[Vm-dev] Re: [Pharo-dev] [squeak-dev] Re: [Cuis] Sorting Unicode strings (Re: [Unicode] collation sequences (Re: Unicode Support))

Wed Dec 16 10:22:37 UTC 2015

On 12/16/15, Eliot Miranda <eliot.miranda at gmail.com> wrote:
> Hi Todd,
>
> On Tue, Dec 15, 2015 at 3:46 PM, Todd Blanchard <tblanchard at mac.com> wrote:
>
>> Hi Eliot,
>>
>> On Dec 15, 2015, at 13:46, Eliot Miranda <eliot.miranda at gmail.com> wrote:
>>
>> Just so you know, I will dig my heels in as deeply as I am able to
>> prevent
>> the use of C++ libraries in the VM.  It destroys the simulator, which is
>> the most important thing we have for VM development productivity.  As far
>> as I'm concerned any use of external libraries to implement core
>> functionality kills the VM-in-Smalltalk concept that Squeak (and Pharo)
>> are
>> built upon.
>>
>>
>> OK, I defer to you because you certainly know more about the VM internals
>> and what does and doesn't work well than anyone else.
>>
>> So I guess I would like to know your recommendation for 1) how best to
>> store strings - byte arrays (UTF8), - 2-byte word arrays (UTF16 - now we
>> get to worry about endian).
>>
>
> Raw Unicode, either as 8-bit, 16-bit or 32-bit.  When creating a String it
> should start as an 8-bit-per-Unicode-character string.  Attempts to store
> Character values that won't fit cause the String to become a String whose
> element size is large enough to accommodate the character.
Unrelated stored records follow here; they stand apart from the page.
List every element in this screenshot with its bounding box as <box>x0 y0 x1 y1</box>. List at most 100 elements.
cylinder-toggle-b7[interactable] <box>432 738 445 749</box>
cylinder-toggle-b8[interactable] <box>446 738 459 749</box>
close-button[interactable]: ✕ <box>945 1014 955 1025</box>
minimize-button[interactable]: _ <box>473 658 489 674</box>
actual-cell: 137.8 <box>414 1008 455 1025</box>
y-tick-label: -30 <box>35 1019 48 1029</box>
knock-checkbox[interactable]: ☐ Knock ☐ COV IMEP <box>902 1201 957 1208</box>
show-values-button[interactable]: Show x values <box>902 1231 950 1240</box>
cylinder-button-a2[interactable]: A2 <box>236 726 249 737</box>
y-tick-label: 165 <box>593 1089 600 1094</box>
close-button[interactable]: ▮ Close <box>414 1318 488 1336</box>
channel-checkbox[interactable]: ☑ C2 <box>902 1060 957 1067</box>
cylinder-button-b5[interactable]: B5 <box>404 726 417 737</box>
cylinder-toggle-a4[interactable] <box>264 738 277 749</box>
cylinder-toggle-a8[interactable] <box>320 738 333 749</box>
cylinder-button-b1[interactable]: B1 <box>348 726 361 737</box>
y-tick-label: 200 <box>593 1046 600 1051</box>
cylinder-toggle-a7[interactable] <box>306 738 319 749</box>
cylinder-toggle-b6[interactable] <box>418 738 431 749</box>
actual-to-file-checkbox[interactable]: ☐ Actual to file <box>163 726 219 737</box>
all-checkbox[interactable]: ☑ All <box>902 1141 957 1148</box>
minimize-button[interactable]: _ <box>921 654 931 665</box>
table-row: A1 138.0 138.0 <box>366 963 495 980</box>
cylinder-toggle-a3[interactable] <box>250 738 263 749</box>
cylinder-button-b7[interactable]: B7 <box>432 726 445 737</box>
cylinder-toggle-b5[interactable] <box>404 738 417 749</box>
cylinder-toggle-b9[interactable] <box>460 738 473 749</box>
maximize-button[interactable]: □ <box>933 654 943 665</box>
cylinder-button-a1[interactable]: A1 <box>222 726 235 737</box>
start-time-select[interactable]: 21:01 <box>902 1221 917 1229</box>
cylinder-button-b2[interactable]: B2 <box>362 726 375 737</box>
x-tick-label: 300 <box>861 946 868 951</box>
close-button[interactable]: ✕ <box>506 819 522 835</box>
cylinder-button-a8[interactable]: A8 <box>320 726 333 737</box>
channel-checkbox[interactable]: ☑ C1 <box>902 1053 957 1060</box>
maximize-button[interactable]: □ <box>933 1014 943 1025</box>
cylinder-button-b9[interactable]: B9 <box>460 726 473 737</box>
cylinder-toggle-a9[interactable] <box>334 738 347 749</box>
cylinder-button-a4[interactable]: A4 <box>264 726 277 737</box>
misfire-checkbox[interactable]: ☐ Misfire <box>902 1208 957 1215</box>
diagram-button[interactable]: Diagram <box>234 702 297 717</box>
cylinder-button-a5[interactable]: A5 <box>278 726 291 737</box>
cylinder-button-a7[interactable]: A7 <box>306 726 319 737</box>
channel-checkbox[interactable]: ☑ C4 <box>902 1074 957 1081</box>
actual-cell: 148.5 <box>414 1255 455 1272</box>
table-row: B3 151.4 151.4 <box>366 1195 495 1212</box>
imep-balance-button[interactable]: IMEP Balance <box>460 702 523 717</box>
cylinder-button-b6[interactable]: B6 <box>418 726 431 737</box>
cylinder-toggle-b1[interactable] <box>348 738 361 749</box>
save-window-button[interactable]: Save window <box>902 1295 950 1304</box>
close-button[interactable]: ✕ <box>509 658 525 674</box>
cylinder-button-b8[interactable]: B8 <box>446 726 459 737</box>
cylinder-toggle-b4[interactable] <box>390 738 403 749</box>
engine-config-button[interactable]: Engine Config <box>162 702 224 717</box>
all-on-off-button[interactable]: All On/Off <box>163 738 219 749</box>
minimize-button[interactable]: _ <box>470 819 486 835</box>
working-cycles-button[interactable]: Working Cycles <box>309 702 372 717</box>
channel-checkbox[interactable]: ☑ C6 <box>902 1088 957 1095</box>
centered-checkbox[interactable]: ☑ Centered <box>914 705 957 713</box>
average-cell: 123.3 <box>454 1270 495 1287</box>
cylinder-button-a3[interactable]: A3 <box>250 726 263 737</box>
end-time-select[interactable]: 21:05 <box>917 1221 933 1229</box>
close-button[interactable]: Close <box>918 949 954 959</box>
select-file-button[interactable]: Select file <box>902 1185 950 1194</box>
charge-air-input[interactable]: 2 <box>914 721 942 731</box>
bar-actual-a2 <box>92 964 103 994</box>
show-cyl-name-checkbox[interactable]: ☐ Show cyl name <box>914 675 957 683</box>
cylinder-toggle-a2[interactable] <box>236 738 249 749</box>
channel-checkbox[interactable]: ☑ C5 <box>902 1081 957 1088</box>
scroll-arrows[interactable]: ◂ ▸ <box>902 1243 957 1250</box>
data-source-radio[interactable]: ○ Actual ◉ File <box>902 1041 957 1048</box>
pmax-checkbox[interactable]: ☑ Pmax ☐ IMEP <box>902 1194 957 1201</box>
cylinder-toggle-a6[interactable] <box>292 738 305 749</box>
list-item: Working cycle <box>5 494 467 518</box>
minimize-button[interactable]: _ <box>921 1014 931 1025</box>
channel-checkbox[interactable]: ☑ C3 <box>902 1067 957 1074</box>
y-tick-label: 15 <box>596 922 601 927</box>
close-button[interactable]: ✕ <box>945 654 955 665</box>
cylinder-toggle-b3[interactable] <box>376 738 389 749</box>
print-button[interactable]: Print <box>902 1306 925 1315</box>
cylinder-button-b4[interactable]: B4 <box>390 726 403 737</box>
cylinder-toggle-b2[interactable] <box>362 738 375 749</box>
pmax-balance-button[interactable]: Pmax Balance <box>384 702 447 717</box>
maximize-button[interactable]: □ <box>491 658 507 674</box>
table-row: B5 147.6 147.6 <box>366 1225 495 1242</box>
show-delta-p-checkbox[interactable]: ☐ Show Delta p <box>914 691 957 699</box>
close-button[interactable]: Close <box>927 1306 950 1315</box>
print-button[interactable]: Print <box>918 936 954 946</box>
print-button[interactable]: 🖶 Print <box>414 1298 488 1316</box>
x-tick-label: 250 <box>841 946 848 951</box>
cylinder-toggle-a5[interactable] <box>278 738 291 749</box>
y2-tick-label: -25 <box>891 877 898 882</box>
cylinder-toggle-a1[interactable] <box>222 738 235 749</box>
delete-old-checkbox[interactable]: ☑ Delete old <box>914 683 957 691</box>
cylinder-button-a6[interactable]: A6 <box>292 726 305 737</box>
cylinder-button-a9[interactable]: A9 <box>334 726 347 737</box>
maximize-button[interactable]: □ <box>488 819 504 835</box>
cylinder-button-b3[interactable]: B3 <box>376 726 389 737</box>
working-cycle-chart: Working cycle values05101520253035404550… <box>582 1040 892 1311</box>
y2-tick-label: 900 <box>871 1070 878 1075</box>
This is the case: see tests here http://wiki.squeak.org/squeak/6316

In Spur,
> become: is cheap so this growth pays only for the reallocation and copying
> of the at a, not for an expensive heap scan necessary to do the become:.

Could you elaborate on this please?

>
>
>> Bearing in mind that both representations are variable length and so
>> while
>> accessing the n'th byte/word is O(1), accessing the n'th character is
>> necessarily O(n) unless you know you have no surrogates in your string.
>>
>
> Right, so UTF-8 and UTF-16 are not convenient representations and to be
> provided only for interchange.

+1

Squeak/Pharo uses 8bit/32bit (UTF-32) internally and UTF-8 externally.
There are converters for UTF-8 and UTF-16.

>
>>
>> Also...since NSString has been mentioned...it is worth noting that
>> NSString is built atop CFString (source code here:
>> https://www.opensource.apple.com/source/CF/CF-855.11/CFString.c) which
>> does a fair job of optimizing memory by using bytes where it can and
>> shorts
>> where it cannot.  It is also worth noting that characterAt: actually does
>> the wrong thing, since it assumes characters are no bigger than FFFF
>> rather
>> than 10FFFF.
>>
>
> Yes, and Squeak (and AFAIA, Pharo) has been doing this for ages.  If one
> has become: it is very easy to manage.  Now with Spur not only do we have
> become:, we have a fairly fast become:.
>
> Does this make sense?
>
>
>> Also...I'll just toss in this very nice article on unicode and how
>> NSString deals with it.
>> https://www.objc.io/issues/9-strings/unicode/
>>
>> -Todd Blanchard
>>
>
> _,,,^..^,,,_
> best, Eliot
>